LEGO, a brand that’s known for inspiring creativity and learning, has always been out of reach for the blind children. Many of such children aspire to build things, to touch and to know how things look like – but the LEGO toys weren’t designed in such a way. Good news is, that’s about to change.
How a blind kid’s passion for LEGO changed the world
Let’s start with the story of Matthew Shifrin, a blind entrepreneur, whose ambition started when he was a child. In elementary school, he was very interested in LEGO toys. His schoolmates were so much into LEGO, they built things. He wanted so much to be a part of it, he wanted to feel the joy of building things. But instructions were graphical and he couldn’t access them. Little Matthew was left heartbroken.
For blind children, we don’t have access to what sighted kids are used to. Lego bricks enable us to learn about our environment, to see the world. It is so important because blind kids get left out of a lot of social stuff, especially in elementary school.
The idea of translating instructions into Braille
Fortunately, there exists an angel in this story. Lilya, a family friend of Matthew’s, stepped up to help. She learned braille, and then spent countless hours translating visual LEGO instructions into text-based braille. Matthew said in an interview given to Today:
She thought that I as a blind person should be able to do everything that sighted kids can do. She named every single Lego piece that was being used in the set and that really opened up the world to me.
Soon, he launched legofortheblind.com, where he and Lilya produced text-based braille instructions for a variety of Lego sets. First thing they produced was a set of instruction for London Bridge tower, which was a whopping 850 pages. Soon they started receiving hundreds of emails, people requesting instructions for more Lego sets.
LEGO has launched a pilot program with audio and braille instructions
Lilya passed away in 2017, and Matthew set out to honor her memory by making this dream accessible to blind children all over the world. He reached out to LEGO’s Creative Play Lab which uses AI to translate graphic instructions into audio and braille.

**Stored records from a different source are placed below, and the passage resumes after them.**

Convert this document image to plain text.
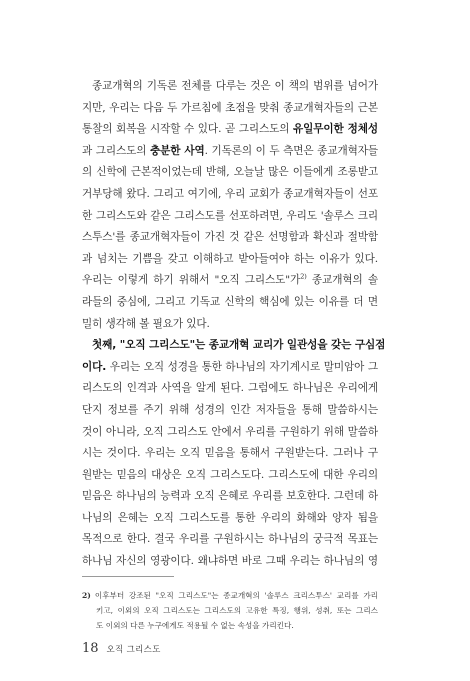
종교개혁의 기독론 전체를 다루는 것은 이 책의 범위를 넘어가
지만, 우리는 다음 두 가르침에 초점을 맞춰 종교개혁자들의 근본
통찰의 회복을 시작할 수 있다. 곧 그리스도의 유일무이한 정체성
과 그리스도의 충분한 사역. 기독론의 이 두 측면은 종교개혁자들
의 신학에 근본적이었는데 반해, 오늘날 많은 이들에게 조롱받고
거부당해 왔다. 그리고 여기에, 우리 교회가 종교개혁자들이 선포
한 그리스도와 같은 그리스도를 선포하려면, 우리도 '솔루스 크리
스투스'를 종교개혁자들이 가진 것 같은 선명함과 확신과 절박함
과 넘치는 기쁨을 갖고 이해하고 받아들여야 하는 이유가 있다.
우리는 이렇게 하기 위해서 "오직 그리스도"가$^{2)}$ 종교개혁의 솔
라들의 중심에, 그리고 기독교 신학의 핵심에 있는 이유를 더 면
밀히 생각해 볼 필요가 있다.
첫째, "오직 그리스도"는 종교개혁 교리가 일관성을 갖는 구심점
이다. 우리는 오직 성경을 통한 하나님의 자기계시로 말미암아 그
리스도의 인격과 사역을 알게 된다. 그럼에도 하나님은 우리에게
단지 정보를 주기 위해 성경의 인간 저자들을 통해 말씀하시는
것이 아니라, 오직 그리스도 안에서 우리를 구원하기 위해 말씀하
시는 것이다. 우리는 오직 믿음을 통해서 구원받는다. 그러나 구
원받는 믿음의 대상은 오직 그리스도다. 그리스도에 대한 우리의
믿음은 하나님의 능력과 오직 은혜로 우리를 보호한다. 그런데 하
나님의 은혜는 오직 그리스도를 통한 우리의 화해와 양자 됨을
목적으로 한다. 결국 우리를 구원하시는 하나님의 궁극적 목표는
하나님 자신의 영광이다. 왜냐하면 바로 그때 우리는 하나님의 영
2) 이후부터 강조된 "오직 그리스도"는 종교개혁의 '솔루스 크리스투스' 교리를 가리
키고, 이외의 오직 그리스도는 그리스도의 고유한 특징, 행위, 성취, 또는 그리스
도 이외의 다른 누구에게도 적용될 수 없는 속성을 가리킨다.
18 오직 그리스도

LEGO has launched a pilot program, consisting of instructions for LEGO Classic, LEGO City, LEGO Friends, LEGO Movie 2 – available at legoaudioinstructions.com where people can listen to the audio or read the instructions using a Braille reader.
This opens up the world to the blind children in a whole new way
“This helps the blind children understand the world around them since they can’t use photographs or pictures. If they are building the London Bridge Tower, or the Sydney Opera House – not only it helps them understand how those things look, but also gives them the satisfaction of building something of their own.” says Matthew.
This is extremely important for blind children because there aren’t a lot of places where we can say, ‘Look Mom and Dad! I built this on my own—I did this.’
“I also want them to feel that there’s no stopping them from achieving whatever they want to achieve” adds Matthew.